16- Un adecuado uso por los pacientes de los servicios de urgencias hospitalarios depende de la eficaz coordinación entre niveles asistenciales y en el espacio sociosanitario, algo imprescindible para ofrecer la debida atención a determinados colectivos, como los pacientes crónicos y pluripatológicos, las personas de edad muy avanzada o las personas en exclusión social.

17- La específica atención a las personas detenidas o en situación de custodia no siempre está protocolizada ni se dispone de los espacios apropiados para su atención separada, cuando es necesario para garantizar sus derechos fundamentales y el normal funcionamiento de los servicios.
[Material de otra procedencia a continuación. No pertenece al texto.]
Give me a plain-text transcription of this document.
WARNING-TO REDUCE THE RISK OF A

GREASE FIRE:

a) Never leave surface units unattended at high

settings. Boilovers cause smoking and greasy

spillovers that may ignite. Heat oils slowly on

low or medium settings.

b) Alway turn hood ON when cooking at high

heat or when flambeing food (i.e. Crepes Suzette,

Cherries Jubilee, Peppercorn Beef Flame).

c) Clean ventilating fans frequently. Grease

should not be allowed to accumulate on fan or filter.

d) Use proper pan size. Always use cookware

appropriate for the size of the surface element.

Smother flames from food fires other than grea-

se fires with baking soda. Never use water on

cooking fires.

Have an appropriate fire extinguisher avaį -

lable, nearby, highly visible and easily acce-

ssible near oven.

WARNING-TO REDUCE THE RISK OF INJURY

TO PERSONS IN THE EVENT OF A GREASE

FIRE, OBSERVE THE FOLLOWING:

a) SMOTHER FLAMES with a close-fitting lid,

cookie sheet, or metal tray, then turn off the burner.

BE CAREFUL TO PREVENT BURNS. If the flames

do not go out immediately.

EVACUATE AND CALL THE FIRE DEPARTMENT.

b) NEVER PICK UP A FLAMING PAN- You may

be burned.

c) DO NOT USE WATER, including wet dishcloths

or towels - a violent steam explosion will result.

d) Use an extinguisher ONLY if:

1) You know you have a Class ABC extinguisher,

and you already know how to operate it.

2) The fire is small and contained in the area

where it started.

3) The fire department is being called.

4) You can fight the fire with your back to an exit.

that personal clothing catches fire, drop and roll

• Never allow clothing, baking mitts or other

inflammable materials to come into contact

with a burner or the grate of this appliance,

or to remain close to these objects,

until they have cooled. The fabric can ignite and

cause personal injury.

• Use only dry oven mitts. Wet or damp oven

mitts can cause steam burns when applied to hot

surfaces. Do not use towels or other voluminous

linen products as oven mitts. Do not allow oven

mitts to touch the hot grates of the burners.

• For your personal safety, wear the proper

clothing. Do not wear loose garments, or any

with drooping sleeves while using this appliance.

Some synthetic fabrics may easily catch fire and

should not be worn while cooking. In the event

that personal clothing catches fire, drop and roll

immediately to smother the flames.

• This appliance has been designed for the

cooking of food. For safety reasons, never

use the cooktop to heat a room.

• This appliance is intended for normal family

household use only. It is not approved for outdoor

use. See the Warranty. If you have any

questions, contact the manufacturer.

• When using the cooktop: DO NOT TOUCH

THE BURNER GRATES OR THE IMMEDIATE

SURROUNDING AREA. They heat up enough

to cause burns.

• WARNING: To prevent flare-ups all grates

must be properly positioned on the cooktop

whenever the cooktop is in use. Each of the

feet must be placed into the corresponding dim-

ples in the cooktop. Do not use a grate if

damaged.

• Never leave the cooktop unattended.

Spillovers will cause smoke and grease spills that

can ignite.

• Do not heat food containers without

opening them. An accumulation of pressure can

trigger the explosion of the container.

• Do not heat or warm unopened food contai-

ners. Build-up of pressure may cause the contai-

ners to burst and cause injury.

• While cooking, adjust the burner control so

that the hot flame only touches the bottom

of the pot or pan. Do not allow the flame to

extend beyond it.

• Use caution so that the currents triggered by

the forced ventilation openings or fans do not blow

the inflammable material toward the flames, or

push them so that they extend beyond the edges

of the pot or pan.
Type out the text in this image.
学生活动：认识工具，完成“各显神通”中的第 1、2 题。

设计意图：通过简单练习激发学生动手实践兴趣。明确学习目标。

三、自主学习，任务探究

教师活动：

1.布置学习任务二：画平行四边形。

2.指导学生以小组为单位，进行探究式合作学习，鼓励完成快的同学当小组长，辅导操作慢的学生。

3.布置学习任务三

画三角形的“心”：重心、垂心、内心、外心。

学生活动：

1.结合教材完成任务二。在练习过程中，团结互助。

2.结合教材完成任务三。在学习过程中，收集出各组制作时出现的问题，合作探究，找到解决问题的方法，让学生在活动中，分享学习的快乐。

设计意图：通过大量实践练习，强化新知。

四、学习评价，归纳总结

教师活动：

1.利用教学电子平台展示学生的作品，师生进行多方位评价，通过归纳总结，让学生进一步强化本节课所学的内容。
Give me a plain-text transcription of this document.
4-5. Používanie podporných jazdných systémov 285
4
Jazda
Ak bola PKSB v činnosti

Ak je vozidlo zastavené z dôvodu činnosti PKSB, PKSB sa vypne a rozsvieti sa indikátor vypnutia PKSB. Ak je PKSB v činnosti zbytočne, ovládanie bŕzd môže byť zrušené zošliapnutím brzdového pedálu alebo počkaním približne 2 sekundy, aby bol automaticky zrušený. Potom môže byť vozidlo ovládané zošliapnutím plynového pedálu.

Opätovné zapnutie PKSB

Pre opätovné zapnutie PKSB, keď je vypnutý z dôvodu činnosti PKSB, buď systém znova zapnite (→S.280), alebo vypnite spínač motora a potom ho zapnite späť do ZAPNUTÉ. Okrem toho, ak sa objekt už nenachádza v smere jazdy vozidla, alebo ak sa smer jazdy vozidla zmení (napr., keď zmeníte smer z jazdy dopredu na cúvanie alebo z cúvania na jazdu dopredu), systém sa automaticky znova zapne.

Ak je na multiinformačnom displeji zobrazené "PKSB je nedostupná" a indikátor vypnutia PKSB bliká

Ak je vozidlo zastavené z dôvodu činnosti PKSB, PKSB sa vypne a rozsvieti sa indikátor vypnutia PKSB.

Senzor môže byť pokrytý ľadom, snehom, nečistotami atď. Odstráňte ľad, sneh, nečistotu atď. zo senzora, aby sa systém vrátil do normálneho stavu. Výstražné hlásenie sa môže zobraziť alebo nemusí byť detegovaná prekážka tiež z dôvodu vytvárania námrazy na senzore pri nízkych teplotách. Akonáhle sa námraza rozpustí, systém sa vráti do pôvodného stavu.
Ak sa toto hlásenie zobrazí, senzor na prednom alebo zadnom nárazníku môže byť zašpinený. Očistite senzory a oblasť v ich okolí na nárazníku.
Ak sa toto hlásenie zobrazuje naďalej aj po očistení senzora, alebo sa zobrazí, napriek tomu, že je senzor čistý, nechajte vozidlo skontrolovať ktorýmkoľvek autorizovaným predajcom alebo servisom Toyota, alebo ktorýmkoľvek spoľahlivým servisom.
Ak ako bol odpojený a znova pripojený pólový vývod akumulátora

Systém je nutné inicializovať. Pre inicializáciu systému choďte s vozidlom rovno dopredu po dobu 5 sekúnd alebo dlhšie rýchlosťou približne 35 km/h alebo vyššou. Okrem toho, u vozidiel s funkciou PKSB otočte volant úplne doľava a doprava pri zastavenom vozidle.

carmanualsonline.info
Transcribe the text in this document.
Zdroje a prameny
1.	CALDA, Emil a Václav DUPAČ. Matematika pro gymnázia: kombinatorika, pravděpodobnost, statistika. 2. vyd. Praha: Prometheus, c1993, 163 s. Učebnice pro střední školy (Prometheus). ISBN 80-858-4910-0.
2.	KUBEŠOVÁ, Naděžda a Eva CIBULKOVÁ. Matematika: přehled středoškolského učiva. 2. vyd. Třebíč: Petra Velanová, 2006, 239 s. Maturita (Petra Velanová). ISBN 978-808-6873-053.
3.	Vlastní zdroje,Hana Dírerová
E) La calidad como exigencia y garantía del servicio

18- Los programas de calidad son una exigencia legal y una garantía para el adecuado funcionamiento de los servicios de urgencias. Resulta necesario actualizar los protocolos de actuación y potenciar su seguimiento por parte de los profesionales.

19- La acreditación de los servicios de urgencias, de acuerdo con los estándares e indicadores de calidad consensuados por los expertos, debería generalizarse e incentivarse por las administraciones, incorporando en el proceso la opinión de los pacientes.

20- Los sistemas de reclamaciones y sugerencias de los pacientes son una herramienta muy eficaz para garantizar la calidad del servicio. Su funcionamiento exige una mejor tramitación de las mismas y una respuesta completa y motivada por parte de los servicios responsables. También hace falta homologar la clasificación de las reclamaciones de los usuarios para permitir su estudio en provecho del Sistema Nacional de Salud.